Fotografía de archivo en la que se captó al subsecretario de Estado de Estados Unidos, Christopher Landau, durante una sesión de la OEA, en Washington DC (EE.UU.). EFE/Lenin Nolly

Estados Unidos responsabilizó este lunes al Gobierno nicaragüense, que encabezan los copresidentes Daniel Ortega y Rosario Murillo, de la muerte del líder indígena Brooklyn Rivera, quien falleció el sábado pasado en Managua mientras permanecía hospitalizado bajo custodia estatal.
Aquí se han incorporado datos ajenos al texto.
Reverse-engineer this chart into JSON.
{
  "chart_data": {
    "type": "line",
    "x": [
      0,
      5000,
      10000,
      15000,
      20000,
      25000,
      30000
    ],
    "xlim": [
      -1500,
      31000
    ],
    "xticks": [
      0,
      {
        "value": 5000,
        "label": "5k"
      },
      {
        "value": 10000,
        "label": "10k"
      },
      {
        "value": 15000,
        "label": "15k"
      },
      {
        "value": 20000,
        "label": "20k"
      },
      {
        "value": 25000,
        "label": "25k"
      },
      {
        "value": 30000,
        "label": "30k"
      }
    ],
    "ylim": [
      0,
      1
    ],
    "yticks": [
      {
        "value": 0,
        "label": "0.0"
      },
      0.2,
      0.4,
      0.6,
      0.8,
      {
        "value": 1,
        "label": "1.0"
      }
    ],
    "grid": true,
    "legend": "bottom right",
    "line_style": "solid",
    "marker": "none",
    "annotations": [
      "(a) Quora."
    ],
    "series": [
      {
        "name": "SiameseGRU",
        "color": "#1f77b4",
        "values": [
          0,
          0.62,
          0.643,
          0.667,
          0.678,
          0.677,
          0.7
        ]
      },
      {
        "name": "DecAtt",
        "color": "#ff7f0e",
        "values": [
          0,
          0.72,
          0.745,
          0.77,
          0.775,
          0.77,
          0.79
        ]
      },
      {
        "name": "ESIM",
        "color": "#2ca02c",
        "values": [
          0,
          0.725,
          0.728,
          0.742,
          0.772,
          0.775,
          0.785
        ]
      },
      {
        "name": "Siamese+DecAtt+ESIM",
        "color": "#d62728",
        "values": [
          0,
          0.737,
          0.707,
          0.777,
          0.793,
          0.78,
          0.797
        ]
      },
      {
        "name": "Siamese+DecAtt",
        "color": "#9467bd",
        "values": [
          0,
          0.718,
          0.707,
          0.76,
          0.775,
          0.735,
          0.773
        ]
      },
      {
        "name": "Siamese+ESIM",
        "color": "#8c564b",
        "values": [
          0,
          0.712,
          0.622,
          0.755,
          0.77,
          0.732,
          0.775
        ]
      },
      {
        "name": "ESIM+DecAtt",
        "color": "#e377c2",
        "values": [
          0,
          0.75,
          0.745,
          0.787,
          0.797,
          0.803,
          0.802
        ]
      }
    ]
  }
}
«La dictadura de Ortega-Murillo en Nicaragua es responsable de la muerte de Brooklyn Rivera, quien murió este fin de semana como prisionero del régimen después de 3 años de trato inhumano, detención injusta y desaparición forzada», escribió el subsecretario de Estado, Christopher Landau, en un mensaje en X. «EE.UU. se solidariza con aquellos, como Brooklyn, comprometidos con una Nicaragua libre. Descansa en paz», añadió el texto.

Diagnóstico médico del régimen y posturas encontradas

Rivera, de 73 años y fundador del partido indígena Yapti Tasba Masraka Nanih Aslatakanka (Yatama, que significa ‘Hijos de la Madre Tierra’ en lengua miskita), permanecía ingresado desde el pasado 7 de marzo en la unidad de cuidados intensivos de un hospital capitalino por complicaciones respiratorias, según reportaron las autoridades. Días antes de su muerte, la Administración estadounidense había condenado los actos de «violencia e inhumanidad» por parte del Gobierno de Ortega y exigido la liberación «incondicional» del exdiputado.

Por su parte, el Gobierno nicaragüense indicó —en una nota de prensa— que su fallecimiento ocurrió pese a «los enormes e intensos esfuerzos» realizados para recuperar la salud de «su hermano Brooklyn», y atribuyó su deterioro físico y neurológico a complicaciones derivadas de una «bacteria generada por la Covid-19».

Denuncias de aislamiento e incomunicación familiar

Por su parte, la hija del líder indígena, Tininiska Rivera, solicitó en la víspera a las autoridades que permitan a su familia recibir el cuerpo de su padre y despedirlo conforme a las tradiciones de su pueblo.

En un comunicado, la mujer también expresó su «profundo dolor y preocupación» por las circunstancias en que ocurrió la muerte del dirigente indígena y denunció que durante meses su familia permaneció sin acceso a información directa sobre su situación, sin poder verlo, hablar con él o acompañarlo durante su convalecencia.